Los 20 minutos que transcurrieron entre las 11 y las 11:20 de la noche del pasado martes 12 de julio, pasarán a la historia como el espacio de tiempo en el que más cerca estuve de morir.

En otras oportunidades había estado expuesto a situaciones de riesgo, desde cuando era jesuita y me movía por el Sur de Bolívar, tratando de evangelizar en poblaciones donde los paramilitares de Carlos Mario Jiménez, Macaco, habían acabado con familias enteras, en algunos casos, al interior de las capillas donde debía congregarlas nuevamente para hablarles de un Dios que sentían los había abandonado.

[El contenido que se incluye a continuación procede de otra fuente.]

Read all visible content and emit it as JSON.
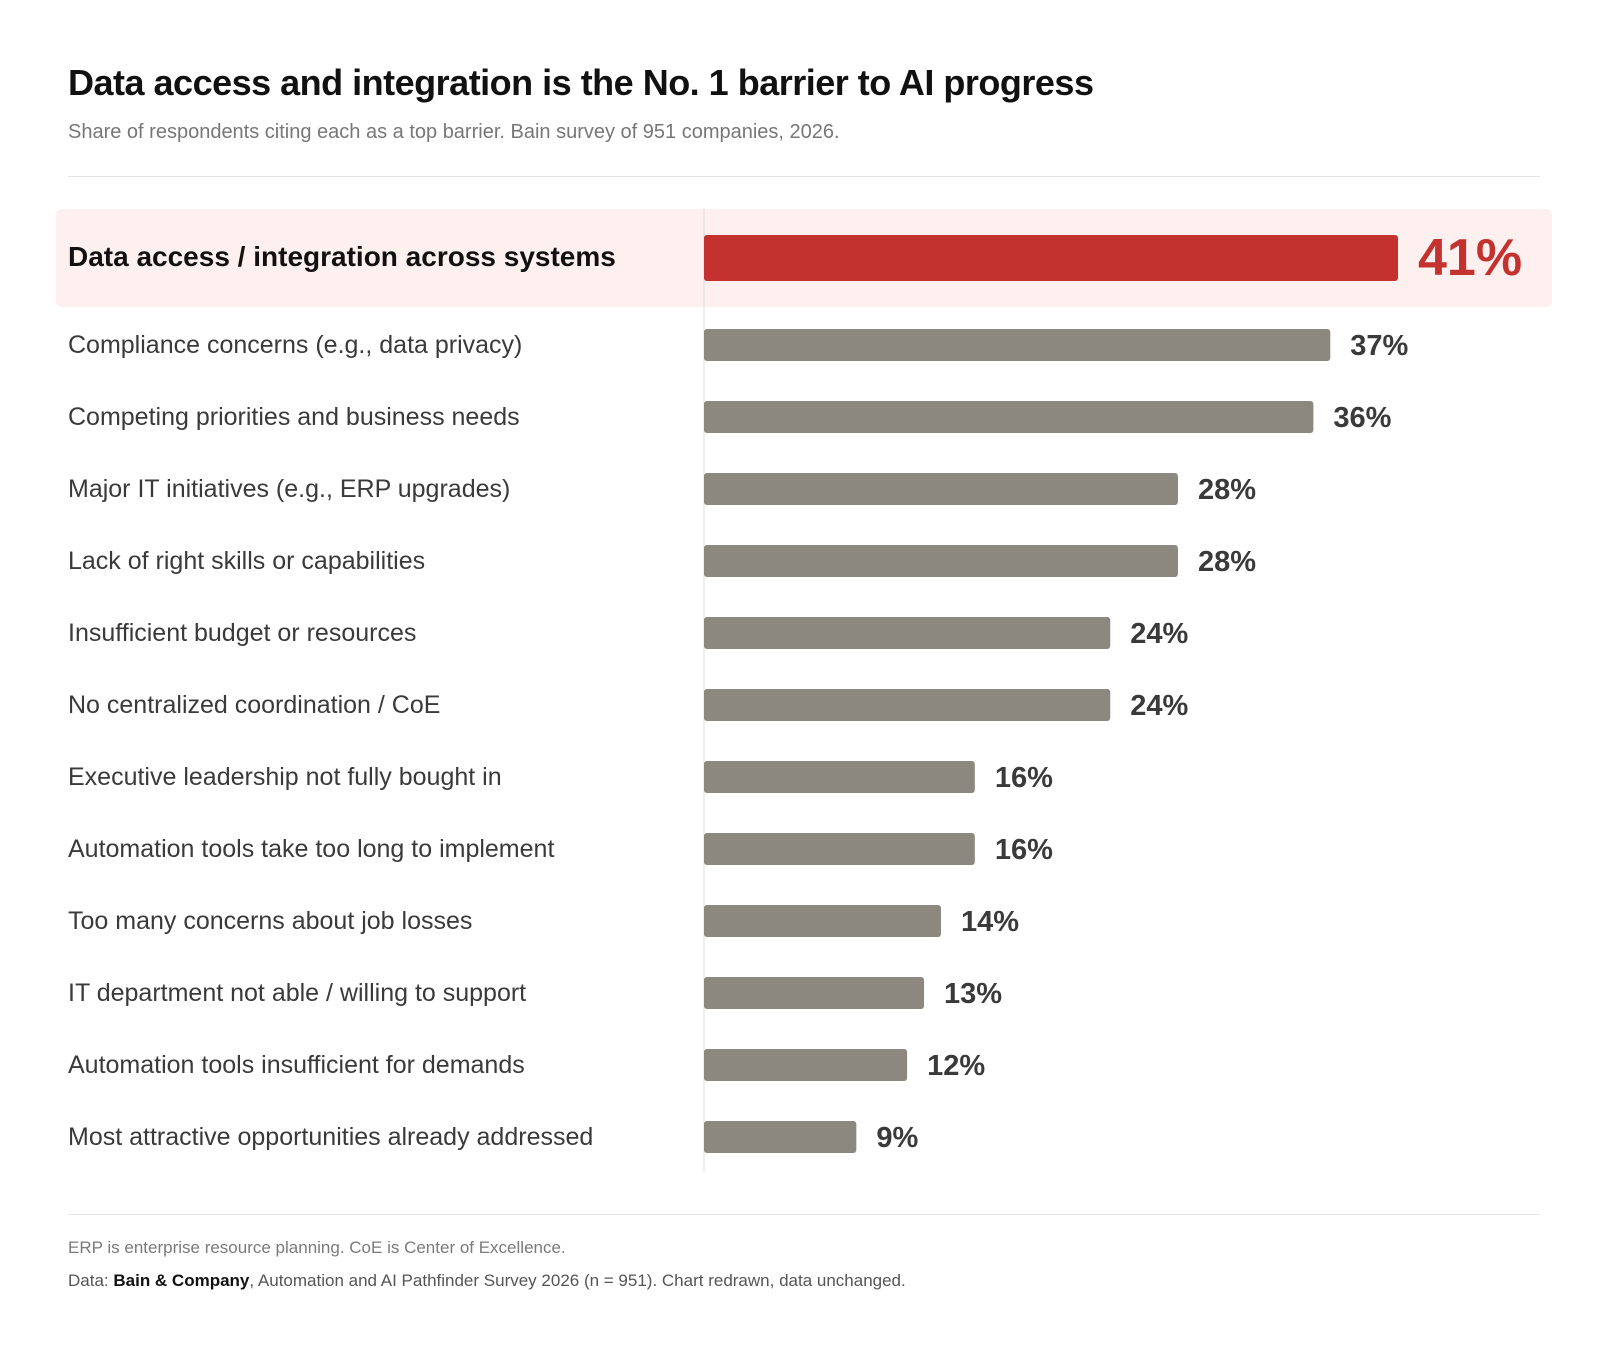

En esos años de efervescencia vocacional, me crucé en varios lugares del país con los paramilitares. Además del Sur de Bolívar, los tuve que ver en algunos municipios de Antioquia, Buga (Valle del Cauca) y dos barrios de Medellín. Siempre, escudado en el hábito que distingue a los religiosos, corrí con la envidiable suerte de que los violentos de este país sean profundamente creyentes.

Sin embargo, en ningún momento, durante mis 7 años de vida religiosa, sentí tan próxima la inevitable certeza de que para morir solo necesitamos estar vivos. Nada más.

Después de colgar el hábito y entregarme a la profesión del periodismo en esta casa editorial, he afrontado distintas situaciones de riesgo en las que, si bien el peligro ha estado latente, no lo ha sido tanto como para creer que es el fin.

Y luego, está el martes 12 de julio de 2016, un día normal entre las actividades propias de mi trabajo como editor judicial.

Hacia las 6 de la tarde, cuando la jornada parecía que llegaba a su fin, llegó el reporte de que en Puerto Santander, ese municipio fronterizo que corre con la desgracia de ser uno de los últimos fortines de Los Rastrojos en la región, estaba viviendo una jornada de manifestaciones violentas desencadenadas por un operativo de la Policía Fiscal y Aduanera (Polfa) contra varios depósitos de gasolina de contrabando ubicados en este pueblo.

Junto a Juan Pablo Bayona y dos escoltas que me fueron asignados por la Unidad Nacional de Protección hace dos años tras recibir amenazas por algunas de mis publicaciones sobre el fenómeno paramilitar que se vivió en Norte de Santander entre 1999 y 2004, decidimos salir a cubrir lo que sucedía en el Puerto. (Lea además Bloqueos y balacera en vía a Puerto Santander)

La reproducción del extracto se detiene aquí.